After establishing the refill store, she researched for more local brands that shared her goal of sustainable shopping to come together under the same roof.

She adds, “Then the idea of establishing one shop happened and I started to explore more local Khmer goods, so we can motivate them to create their own [natural] packages. Therefore, we can inspire them to sell their product in plastic-free ways and more Khmer local products can be here in the same shop.”

How to buy products in a refill store in Phnom Penh

Consumers who want to buy products in the store should bring their own packages or containers and refill whatever products they want to purchase in their own bottles with the quantity they want to use.
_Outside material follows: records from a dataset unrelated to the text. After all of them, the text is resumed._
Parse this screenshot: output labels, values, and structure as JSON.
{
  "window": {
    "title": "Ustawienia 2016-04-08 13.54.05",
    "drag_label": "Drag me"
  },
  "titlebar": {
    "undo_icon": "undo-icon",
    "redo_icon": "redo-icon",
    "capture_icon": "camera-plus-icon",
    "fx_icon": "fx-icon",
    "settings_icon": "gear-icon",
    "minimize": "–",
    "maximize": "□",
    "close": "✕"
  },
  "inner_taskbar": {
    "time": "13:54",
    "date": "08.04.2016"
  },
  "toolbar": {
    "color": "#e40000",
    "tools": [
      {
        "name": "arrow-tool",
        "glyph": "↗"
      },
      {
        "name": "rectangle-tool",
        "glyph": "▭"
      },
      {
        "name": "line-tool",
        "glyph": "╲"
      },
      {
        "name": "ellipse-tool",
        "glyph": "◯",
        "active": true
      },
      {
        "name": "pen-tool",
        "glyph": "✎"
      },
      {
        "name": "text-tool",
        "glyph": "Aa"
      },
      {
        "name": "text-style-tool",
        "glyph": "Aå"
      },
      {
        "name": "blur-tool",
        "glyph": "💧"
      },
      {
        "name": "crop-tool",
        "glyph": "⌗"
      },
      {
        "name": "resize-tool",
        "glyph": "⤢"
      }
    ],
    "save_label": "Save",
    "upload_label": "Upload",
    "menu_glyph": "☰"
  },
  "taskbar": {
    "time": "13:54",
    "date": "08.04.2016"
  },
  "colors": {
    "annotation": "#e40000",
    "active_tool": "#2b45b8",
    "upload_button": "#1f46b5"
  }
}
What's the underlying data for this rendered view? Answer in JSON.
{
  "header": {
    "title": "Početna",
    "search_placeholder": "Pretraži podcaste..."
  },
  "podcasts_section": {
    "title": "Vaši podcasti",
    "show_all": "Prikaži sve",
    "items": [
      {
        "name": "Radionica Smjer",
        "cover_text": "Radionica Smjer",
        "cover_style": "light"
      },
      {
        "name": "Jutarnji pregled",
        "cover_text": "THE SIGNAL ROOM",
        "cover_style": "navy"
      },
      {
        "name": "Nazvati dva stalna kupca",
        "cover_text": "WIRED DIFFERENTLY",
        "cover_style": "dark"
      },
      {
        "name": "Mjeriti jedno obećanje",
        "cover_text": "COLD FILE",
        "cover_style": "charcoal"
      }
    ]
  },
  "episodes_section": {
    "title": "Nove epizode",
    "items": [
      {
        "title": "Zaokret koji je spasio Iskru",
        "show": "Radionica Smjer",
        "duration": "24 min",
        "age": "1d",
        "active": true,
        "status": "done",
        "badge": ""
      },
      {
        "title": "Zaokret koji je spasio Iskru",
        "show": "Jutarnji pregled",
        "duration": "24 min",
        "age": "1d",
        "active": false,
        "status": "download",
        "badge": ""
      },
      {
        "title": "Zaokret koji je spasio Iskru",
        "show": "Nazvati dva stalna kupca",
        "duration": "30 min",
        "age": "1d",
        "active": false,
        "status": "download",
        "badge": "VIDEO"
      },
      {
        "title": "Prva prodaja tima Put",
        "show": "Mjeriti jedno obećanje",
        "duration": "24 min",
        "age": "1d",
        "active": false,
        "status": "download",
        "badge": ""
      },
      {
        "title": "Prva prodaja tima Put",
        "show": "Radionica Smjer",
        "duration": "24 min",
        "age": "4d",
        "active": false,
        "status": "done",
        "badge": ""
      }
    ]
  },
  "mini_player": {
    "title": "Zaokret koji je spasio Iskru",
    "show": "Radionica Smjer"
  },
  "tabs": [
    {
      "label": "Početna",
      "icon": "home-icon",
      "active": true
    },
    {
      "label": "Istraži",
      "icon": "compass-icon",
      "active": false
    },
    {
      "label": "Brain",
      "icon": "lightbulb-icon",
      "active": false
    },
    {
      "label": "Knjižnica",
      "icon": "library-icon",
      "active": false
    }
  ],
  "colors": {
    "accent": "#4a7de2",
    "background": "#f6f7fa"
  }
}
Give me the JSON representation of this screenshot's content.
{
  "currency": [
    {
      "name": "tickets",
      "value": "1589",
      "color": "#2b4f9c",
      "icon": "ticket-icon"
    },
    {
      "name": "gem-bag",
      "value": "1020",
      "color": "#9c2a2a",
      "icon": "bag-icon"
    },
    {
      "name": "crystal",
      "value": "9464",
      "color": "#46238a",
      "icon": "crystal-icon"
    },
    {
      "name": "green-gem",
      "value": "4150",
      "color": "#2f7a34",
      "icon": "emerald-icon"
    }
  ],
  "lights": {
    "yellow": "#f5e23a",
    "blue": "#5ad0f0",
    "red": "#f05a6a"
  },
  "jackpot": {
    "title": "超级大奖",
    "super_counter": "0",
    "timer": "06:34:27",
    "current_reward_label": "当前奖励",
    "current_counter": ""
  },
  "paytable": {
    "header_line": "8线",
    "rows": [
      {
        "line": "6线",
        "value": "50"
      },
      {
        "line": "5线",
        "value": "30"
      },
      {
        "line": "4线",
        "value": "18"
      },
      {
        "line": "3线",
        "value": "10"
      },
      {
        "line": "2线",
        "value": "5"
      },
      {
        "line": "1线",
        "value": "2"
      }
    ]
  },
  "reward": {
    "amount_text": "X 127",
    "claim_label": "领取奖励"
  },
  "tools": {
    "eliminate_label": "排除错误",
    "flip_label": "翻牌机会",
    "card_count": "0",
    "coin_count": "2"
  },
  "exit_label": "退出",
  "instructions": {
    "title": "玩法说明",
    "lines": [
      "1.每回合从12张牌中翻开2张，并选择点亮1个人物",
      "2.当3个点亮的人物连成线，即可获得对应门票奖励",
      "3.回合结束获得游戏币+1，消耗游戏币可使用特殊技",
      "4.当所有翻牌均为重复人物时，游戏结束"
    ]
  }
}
First, weigh the package or container on electronic scales, then fill it with goods that you want to use. Next, weigh the package or container that was refilled again and deduct the weight of the container after filling. This enables consumers to know how many grams or liters of goods they have filled into their containers. Payment is based on the quantity of goods filled only. Adopting this cycle of shopping, reduces plastic bag and bottle consumption.

However, despite the concept having benefits for the environment, Vichiehka says Cambodian citizens are not ready for this eco-friendly shopping method yet.

“So far, I see mostly foreigners come to buy and package themselves. There are such a tiny number of Cambodians for refillable products. We are trying to find ways to encourage Cambodians to use refillable products,” she notes.

“We are trying to do more research in order to set a new marketing strategy that makes them stop buying products that already have plastic packaging, which causes a lot of rubbish on our planet,” she says, urging for more local support in buying plastic-free products.

She said most Cambodian customers prefer to buy teas using a refill method in the store, adding it will take time for people to shift their shopping habits.

“Changing always has difficulties, but if we don’t make a change [in buying] we will face issues in the future. For example, if we use more plastics every day for a longer term. As a result, we are the ones dealing with consequences like climate change that will affect many generations ahead,” she says as her last key message to make people reflect on their shopping behavior.